At Powertech's Dewy-Burdock property in South Dakota, the firm said in a press release it had increased its estimate of inferred resources from 7.6 million pounds U3O8 to 10.8 million pounds. Mark Hollenbeck, the project manager, told the Rapid City Journal in May the recent steep drop in spot prices for uranium would not affect the company's plans for the mine. He said long term contracts for uranium could bring as much as $70-90/pound compared to the spot price which is lower. According to Trade-Tech the spot price for uranium on July 2 was $52/pound.

The firm has a long way to go with permits for the project. South Dakota is not an "agreement state" with the U.S. Nuclear Regulatory Commission (NRC) so in addition to a federal permit, the company must also meet a blizzard of regulatory requirements from a half dozen state agencies. Anyone who thinks uranium miners are impatient hasn't tried to permit a mine.

NRC EIS process delays Wyoming mines

The NRC's new requirements for supplemental environmental impact statements for new ISR mines will delay several ISR mines in Wyoming.

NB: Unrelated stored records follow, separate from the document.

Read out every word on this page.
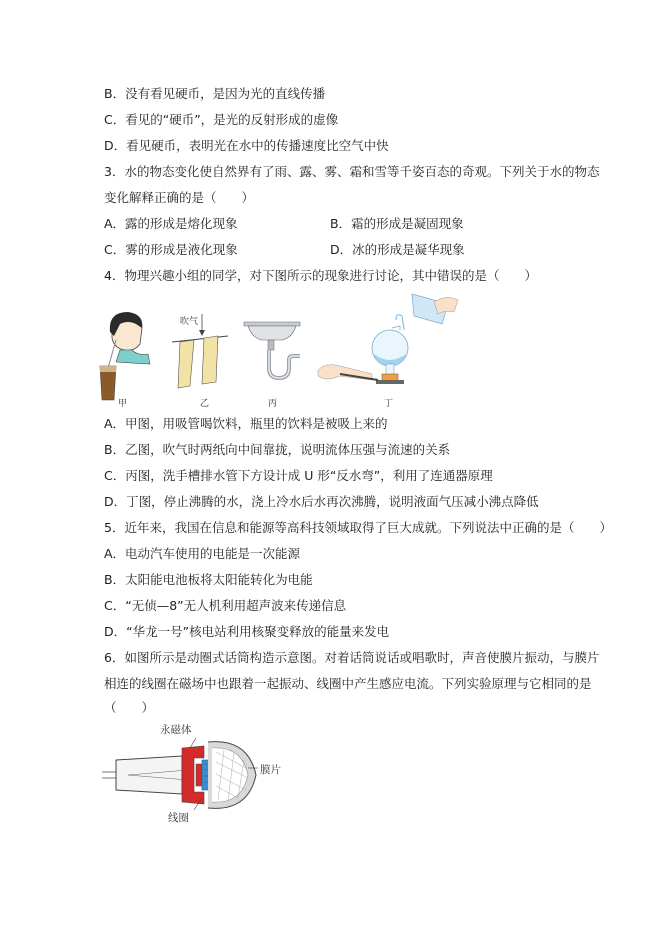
B．没有看见硬币，是因为光的直线传播
C．看见的“硬币”，是光的反射形成的虚像
D．看见硬币，表明光在水中的传播速度比空气中快
3．水的物态变化使自然界有了雨、露、雾、霜和雪等千姿百态的奇观。下列关于水的物态
变化解释正确的是（　　）
A．露的形成是熔化现象	B．霜的形成是凝固现象
C．雾的形成是液化现象	D．冰的形成是凝华现象
4．物理兴趣小组的同学，对下图所示的现象进行讨论，其中错误的是（　　）
甲
吹气
乙	丙	丁
A．甲图，用吸管喝饮料，瓶里的饮料是被吸上来的
B．乙图，吹气时两纸向中间靠拢，说明流体压强与流速的关系
C．丙图，洗手槽排水管下方设计成 U 形“反水弯”，利用了连通器原理
D．丁图，停止沸腾的水，浇上冷水后水再次沸腾，说明液面气压减小沸点降低
5．近年来，我国在信息和能源等高科技领域取得了巨大成就。下列说法中正确的是（　　）
A．电动汽车使用的电能是一次能源
B．太阳能电池板将太阳能转化为电能
C．“无侦—8”无人机利用超声波来传递信息
D．“华龙一号”核电站利用核聚变释放的能量来发电
6．如图所示是动圈式话筒构造示意图。对着话筒说话或唱歌时，声音使膜片振动，与膜片
相连的线圈在磁场中也跟着一起振动、线圈中产生感应电流。下列实验原理与它相同的是
（　　）
永磁体
膜片
线圈
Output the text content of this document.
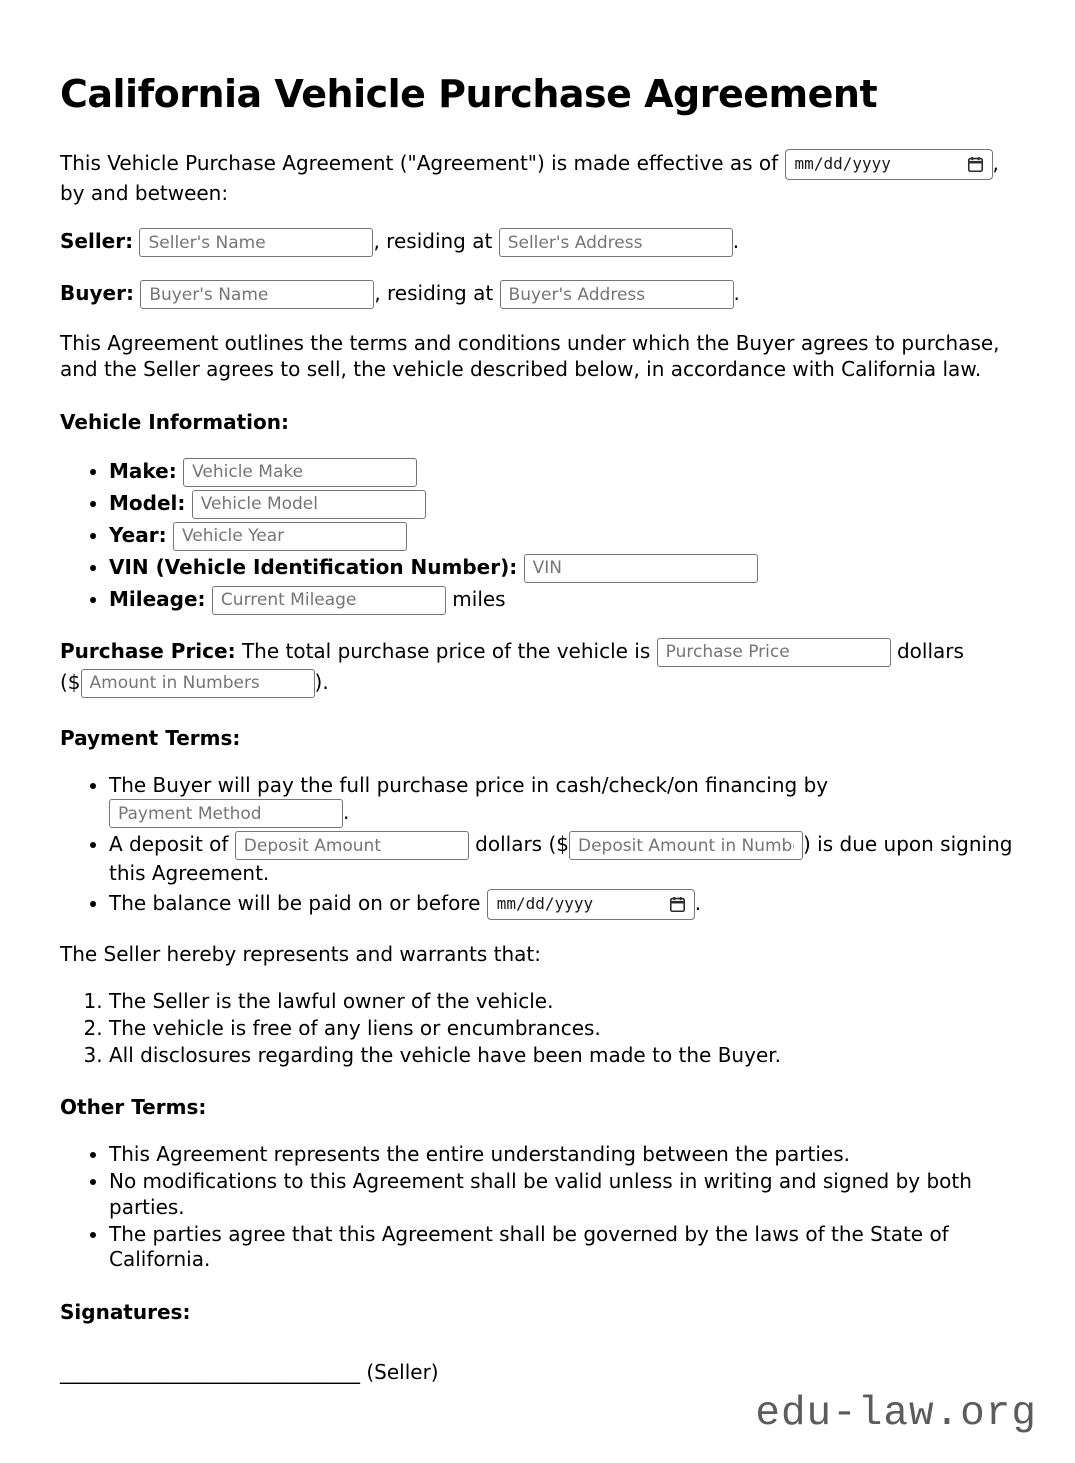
California Vehicle Purchase Agreement

This Vehicle Purchase Agreement ("Agreement") is made effective as of mm/dd/yyyy	, by and between:

Seller: Seller's Name	, residing at Seller's Address	.

Buyer: Buyer's Name	, residing at Buyer's Address	.

This Agreement outlines the terms and conditions under which the Buyer agrees to purchase, and the Seller agrees to sell, the vehicle described below, in accordance with California law.

Vehicle Information:

• Make: Vehicle Make
• Model: Vehicle Model
• Year: Vehicle Year
• VIN (Vehicle Identification Number): VIN
• Mileage: Current Mileage	miles

Purchase Price: The total purchase price of the vehicle is Purchase Price	dollars ($Amount in Numbers	).

Payment Terms:

• The Buyer will pay the full purchase price in cash/check/on financing by Payment Method.
• A deposit of Deposit Amount	dollars ($Deposit Amount in Numbers	) is due upon signing this Agreement.
• The balance will be paid on or before mm/dd/yyyy	.

The Seller hereby represents and warrants that:

1. The Seller is the lawful owner of the vehicle.
2. The vehicle is free of any liens or encumbrances.
3. All disclosures regarding the vehicle have been made to the Buyer.

Other Terms:

• This Agreement represents the entire understanding between the parties.
• No modifications to this Agreement shall be valid unless in writing and signed by both parties.
• The parties agree that this Agreement shall be governed by the laws of the State of California.

Signatures:

______________________________ (Seller)

edu-law.org
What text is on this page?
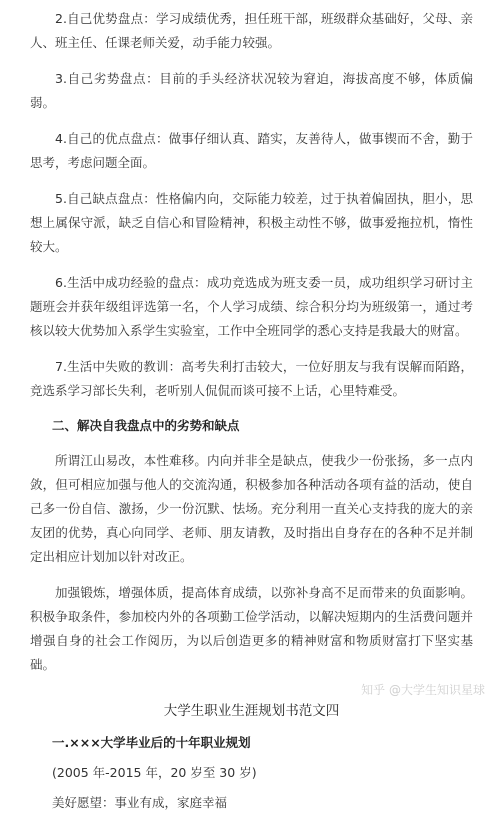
2.自己优势盘点：学习成绩优秀，担任班干部，班级群众基础好，父母、亲人、班主任、任课老师关爱，动手能力较强。

3.自己劣势盘点：目前的手头经济状况较为窘迫，海拔高度不够，体质偏弱。

4.自己的优点盘点：做事仔细认真、踏实，友善待人，做事锲而不舍，勤于思考，考虑问题全面。

5.自己缺点盘点：性格偏内向，交际能力较差，过于执着偏固执，胆小，思想上属保守派，缺乏自信心和冒险精神，积极主动性不够，做事爱拖拉机，惰性较大。

6.生活中成功经验的盘点：成功竞选成为班支委一员，成功组织学习研讨主题班会并获年级组评选第一名，个人学习成绩、综合积分均为班级第一，通过考核以较大优势加入系学生实验室，工作中全班同学的悉心支持是我最大的财富。

7.生活中失败的教训：高考失利打击较大，一位好朋友与我有误解而陌路，竞选系学习部长失利，老听别人侃侃而谈可接不上话，心里特难受。

二、解决自我盘点中的劣势和缺点

所谓江山易改，本性难移。内向并非全是缺点，使我少一份张扬，多一点内敛，但可相应加强与他人的交流沟通，积极参加各种活动各项有益的活动，使自己多一份自信、激扬，少一份沉默、怯场。充分利用一直关心支持我的庞大的亲友团的优势，真心向同学、老师、朋友请教，及时指出自身存在的各种不足并制定出相应计划加以针对改正。

加强锻炼，增强体质，提高体育成绩，以弥补身高不足而带来的负面影响。积极争取条件，参加校内外的各项勤工俭学活动，以解决短期内的生活费问题并增强自身的社会工作阅历，为以后创造更多的精神财富和物质财富打下坚实基础。

大学生职业生涯规划书范文四
一.×××大学毕业后的十年职业规划
(2005 年-2015 年，20 岁至 30 岁)
美好愿望：事业有成，家庭幸福
知乎 @大学生知识星球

Donna Wichers, VP for Uranium One, told the Casper Tribune on June 27 the firm's Moore Ranch ISR mine at Pumpkin Buttes will be pushed back a year in terms of getting a permit from 2010 to 2011. Wichers said that every time they nail down the regulatory requirements the NRC moves the goal posts.

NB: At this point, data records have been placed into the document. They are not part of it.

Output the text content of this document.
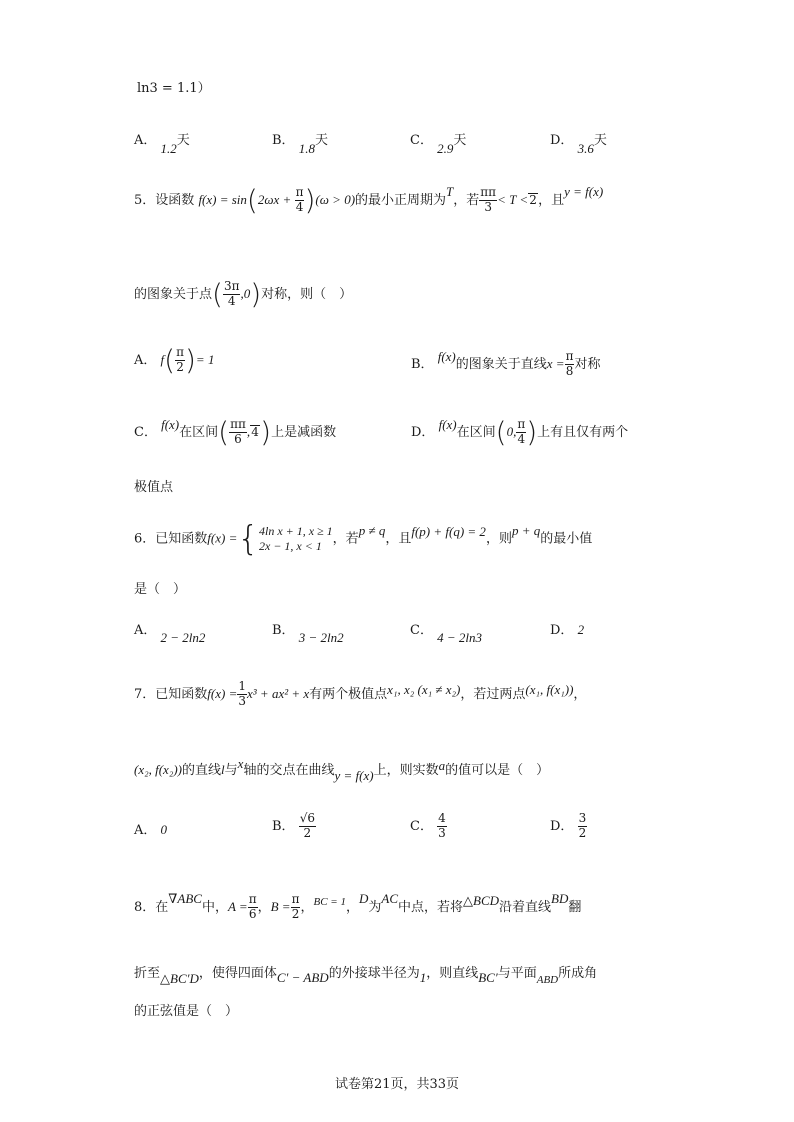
ln3 = 1.1）
A． 1.2天	B． 1.8天	C． 2.9天	D． 3.6天
5．设函数 $f(x) = \sin(2\omega x + \frac{\pi}{4} )(\omega > 0)$的最小正周期为T，若 $\frac{\pi\pi}{3} < T < 2$ ，且y = f(x)
的图象关于点( $\frac{3\pi}{4} ,0$)对称，则（　）
A． $f( \frac{\pi}{2}$ )= 1	B． f(x)的图象关于直线$x = \frac{\pi}{8}$ 对称
C． f(x)在区间( $\frac{\pi\pi}{6}$ , 4 )上是减函数	D． f(x)在区间(0, $\frac{\pi}{4}$ )上有且仅有两个
极值点
6．已知函数f(x) ={ 4ln x + 1, x ≥ 1
2x − 1, x < 1 ，若p ≠ q，且f(p) + f(q) = 2，则p + q的最小值
是（　）
A． 2 − 2ln2	B． 3 − 2ln2	C． 4 − 2ln3	D． 2
7．已知函数$f(x) = \frac{1}{3} x^3 + ax^2 + x$有两个极值点x₁, x₂ (x₁ ≠ x₂)，若过两点(x₁, f(x₁))，
(x₂, f(x₂))的直线l与x轴的交点在曲线y = f(x)上，则实数a的值可以是（　）
A． 0	B． $\frac{√6}{2}$	C． $\frac{4}{3}$	D． $\frac{3}{2}$
8．在∇ABC中，$A = \frac{\pi}{6}$ ，$B = \frac{\pi}{2}$ ，$^{BC = 1}$，D为AC中点，若将△BCD沿着直线BD翻
折至△BC′D，使得四面体C′ − ABD的外接球半径为1，则直线BC′与平面$_{ABD}$所成角
的正弦值是（　）
试卷第21页，共33页
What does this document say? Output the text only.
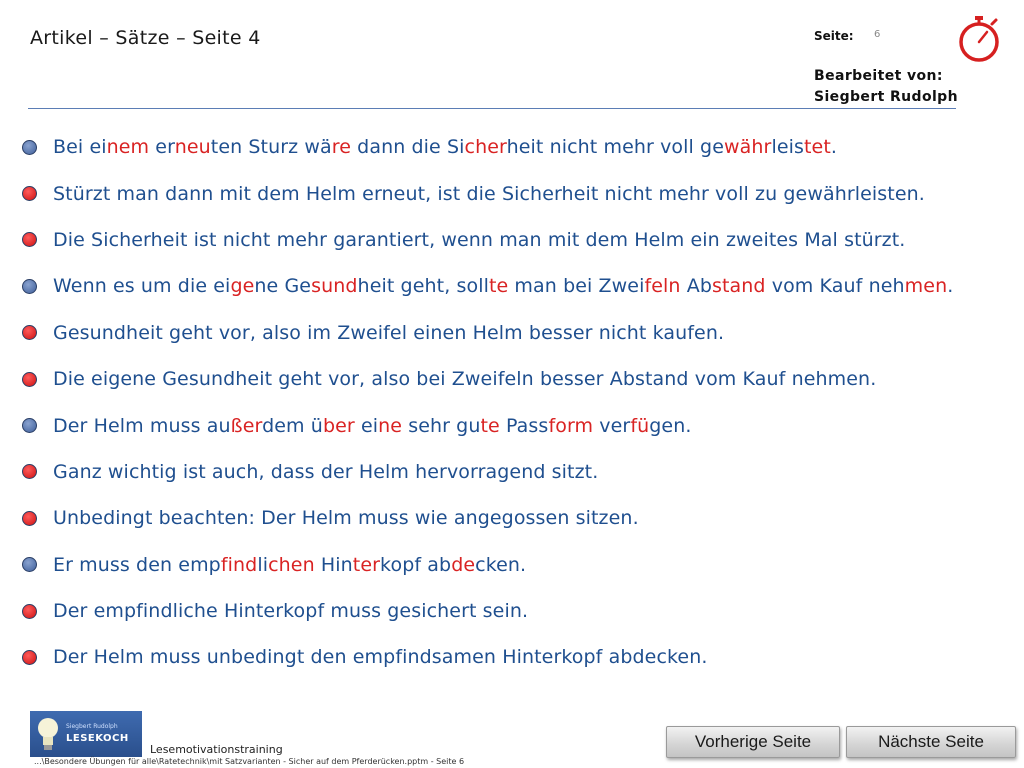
Artikel – Sätze – Seite 4	Seite: 6
Bearbeitet von:
Siegbert Rudolph
Bei einem erneuten Sturz wäre dann die Sicherheit nicht mehr voll gewährleistet.
Stürzt man dann mit dem Helm erneut, ist die Sicherheit nicht mehr voll zu gewährleisten.
Die Sicherheit ist nicht mehr garantiert, wenn man mit dem Helm ein zweites Mal stürzt.
Wenn es um die eigene Gesundheit geht, sollte man bei Zweifeln Abstand vom Kauf nehmen.
Gesundheit geht vor, also im Zweifel einen Helm besser nicht kaufen.
Die eigene Gesundheit geht vor, also bei Zweifeln besser Abstand vom Kauf nehmen.
Der Helm muss außerdem über eine sehr gute Passform verfügen.
Ganz wichtig ist auch, dass der Helm hervorragend sitzt.
Unbedingt beachten: Der Helm muss wie angegossen sitzen.
Er muss den empfindlichen Hinterkopf abdecken.
Der empfindliche Hinterkopf muss gesichert sein.
Der Helm muss unbedingt den empfindsamen Hinterkopf abdecken.
Siegbert Rudolph
LESEKOCH
Lesemotivationstraining
...\Besondere Übungen für alle\Ratetechnik\mit Satzvarianten - Sicher auf dem Pferderücken.pptm - Seite 6
Vorherige Seite	Nächste Seite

"We've been told various firm dates by NRC, yet every time we get close to ending the process, something changes."

Uranium One has more than 100 million pounds of uranium to mine in Wyoming at 61 sites.

Wayne Helli, president of Ur Energy told the newspaper he also is disappointed with the delays his projects in Wyoming are facing as a result of the NRC's action.

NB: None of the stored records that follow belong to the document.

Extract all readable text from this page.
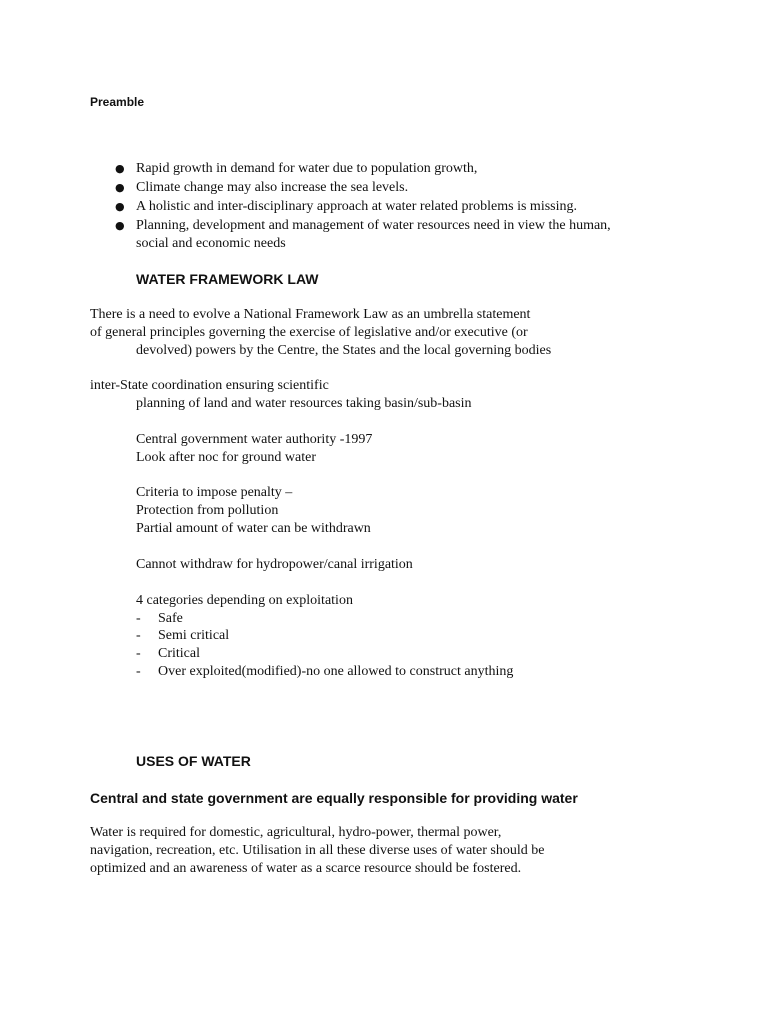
Preamble
● Rapid growth in demand for water due to population growth,
● Climate change may also increase the sea levels.
● A holistic and inter-disciplinary approach at water related problems is missing.
● Planning, development and management of water resources need in view the human,
social and economic needs
WATER FRAMEWORK LAW
There is a need to evolve a National Framework Law as an umbrella statement
of general principles governing the exercise of legislative and/or executive (or
devolved) powers by the Centre, the States and the local governing bodies
inter-State coordination ensuring scientific
planning of land and water resources taking basin/sub-basin
Central government water authority -1997
Look after noc for ground water
Criteria to impose penalty –
Protection from pollution
Partial amount of water can be withdrawn
Cannot withdraw for hydropower/canal irrigation
4 categories depending on exploitation
- Safe
- Semi critical
- Critical
- Over exploited(modified)-no one allowed to construct anything
USES OF WATER
Central and state government are equally responsible for providing water
Water is required for domestic, agricultural, hydro-power, thermal power,
navigation, recreation, etc. Utilisation in all these diverse uses of water should be
optimized and an awareness of water as a scarce resource should be fostered.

Other miners in Wyoming, who were not quoted by the newspaper by name, took a much sharper line. They say the NRC overreacted to public ignorance about ISR mining. They worry that the new requirements and subsequent delays will cause their investors to lose patience and pull out of mine projects before they can start production.

Environmental groups are frank that they are punishing current uranium miners for sins of past projects that have contaminated the land. Shannon Anderson, a spokesman for the Powder River Resource Council, said her organization has major concerns about legacy pollution from uranium mines and is concerned about cumulative impacts from new projects.

Her "bad boy" for the NRC, in terms of advocating to ramp up the environment assessments to full impact statements, is Cameco's Smith-Highland ISR mine which had dozens of environmental violations according to a review by the Wyoming Department of Environmental Quality (DEQ). The state agency fined Cameco $1 million in 2008 for the violations.

Wyoming mining officials counter that ISR mines typically operate safely without damage to human health or the environment. For its part Cameco told the Casper Tribune that no one was injured as a result of its violations nor was there any long lasting harm to the environment.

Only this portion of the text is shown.